Tu sais, ce mardi gras, ce n’est pas juste une fête avec des confettis et des masques. C’est comme une pause dans le souffle court de nos vies—une journée où le bruit du quotidien peut se faire plus léger, presque permis de trébucher dans la joie sans se prendre au sérieux. Le 17 février 2026, c’est une invitation à regarder ce qui se cache derrière les rires et les costumes: nos envies, nos tensions, nos petits miracles du quotidien.

On dit que mardi gras, c’est le carnaval avant le Carême. Mais moi, j’y lis autre chose: une météo intérieure. Parfois on avance, tout droit, la tête dans le guidon, et puis boum, une chorégraphie de gestes simples nous rappelle qu’on peut aussi choisir la légèreté. On peut danser un instant avec nos soucis, les laisser tournoyer autour de nous sans les emporter tout de suite. C’est peut-être ça le sens: se souvenir qu’on peut s’offrir un moment de folie, un éclat de couleur, sans que cela ruine demain.

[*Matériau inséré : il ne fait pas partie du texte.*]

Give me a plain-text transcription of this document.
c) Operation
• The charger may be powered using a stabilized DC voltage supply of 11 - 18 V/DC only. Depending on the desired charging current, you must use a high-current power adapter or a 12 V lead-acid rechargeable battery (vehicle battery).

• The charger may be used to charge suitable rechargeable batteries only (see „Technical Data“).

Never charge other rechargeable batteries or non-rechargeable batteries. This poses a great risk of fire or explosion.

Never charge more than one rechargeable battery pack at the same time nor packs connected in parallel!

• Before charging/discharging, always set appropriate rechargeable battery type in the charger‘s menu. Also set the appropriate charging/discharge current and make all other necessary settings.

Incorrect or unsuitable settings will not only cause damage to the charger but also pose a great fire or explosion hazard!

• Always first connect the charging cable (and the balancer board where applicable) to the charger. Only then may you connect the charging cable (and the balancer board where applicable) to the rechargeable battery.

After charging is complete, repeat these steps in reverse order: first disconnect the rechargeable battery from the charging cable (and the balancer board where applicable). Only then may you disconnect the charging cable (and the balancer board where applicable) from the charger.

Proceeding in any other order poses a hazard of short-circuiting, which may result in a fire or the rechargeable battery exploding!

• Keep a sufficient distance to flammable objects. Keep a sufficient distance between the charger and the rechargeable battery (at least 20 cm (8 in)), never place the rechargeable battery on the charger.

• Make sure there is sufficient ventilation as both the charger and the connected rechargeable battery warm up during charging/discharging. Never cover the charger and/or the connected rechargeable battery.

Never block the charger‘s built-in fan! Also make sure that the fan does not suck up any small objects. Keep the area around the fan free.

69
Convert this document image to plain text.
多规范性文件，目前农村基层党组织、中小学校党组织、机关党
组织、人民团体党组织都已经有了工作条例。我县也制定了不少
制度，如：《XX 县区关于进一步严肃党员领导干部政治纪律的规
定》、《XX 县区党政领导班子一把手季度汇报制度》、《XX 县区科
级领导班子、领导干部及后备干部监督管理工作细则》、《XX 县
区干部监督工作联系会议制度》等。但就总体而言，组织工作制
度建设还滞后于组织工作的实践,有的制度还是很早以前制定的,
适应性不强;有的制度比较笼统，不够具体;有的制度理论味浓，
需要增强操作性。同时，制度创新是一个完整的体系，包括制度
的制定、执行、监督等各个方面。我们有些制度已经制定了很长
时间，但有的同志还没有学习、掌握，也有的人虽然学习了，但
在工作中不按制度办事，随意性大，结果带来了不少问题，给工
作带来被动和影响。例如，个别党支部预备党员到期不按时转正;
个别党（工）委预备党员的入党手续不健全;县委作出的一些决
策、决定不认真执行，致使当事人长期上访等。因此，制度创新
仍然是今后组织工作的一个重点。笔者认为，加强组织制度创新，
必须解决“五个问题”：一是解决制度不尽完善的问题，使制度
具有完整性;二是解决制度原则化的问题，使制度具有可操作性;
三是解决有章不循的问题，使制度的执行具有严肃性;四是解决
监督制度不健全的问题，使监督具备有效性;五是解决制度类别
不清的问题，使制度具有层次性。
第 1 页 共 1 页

Et puis il y a l’idée du masque. Le masque n’est pas seulement pour cacher; il peut aussi révéler. Quand on porte un masque, on expérimente une autre facette de soi, on essaye une voix différente, on s’autorise à être quelqu’un d’audacieux ou rêveur, même brièvement. Le mardi gras nous donne la permission de sortir de nos rôles habituels et d’accueillir l’autre côté de nous-mêmes—celui qui rirra, qui s’amuse, qui se laisse aller à l’imprévu. Et quand le masque tombe, peut-être qu’on retrouve une part plus vraie, celle qui avait besoin d’un peu de couleur pour parler.
Ce jour-là, on peut aussi se dire: et si on faisait de ce carnaval personnel un acte d’attention? Regarder autour: les voisins qui déballent leurs masques, les enfants qui apprennent à danser, les aînés qui sourient derrière des rideaux lourds de jours. Le sens, ce n’est pas d’échapper au réel, mais de lui donner une respiration. Mettre des mots doux dans les silences, offrir une main tendue après la fête, revenir au quotidien avec des gestes plus simples et plus humains.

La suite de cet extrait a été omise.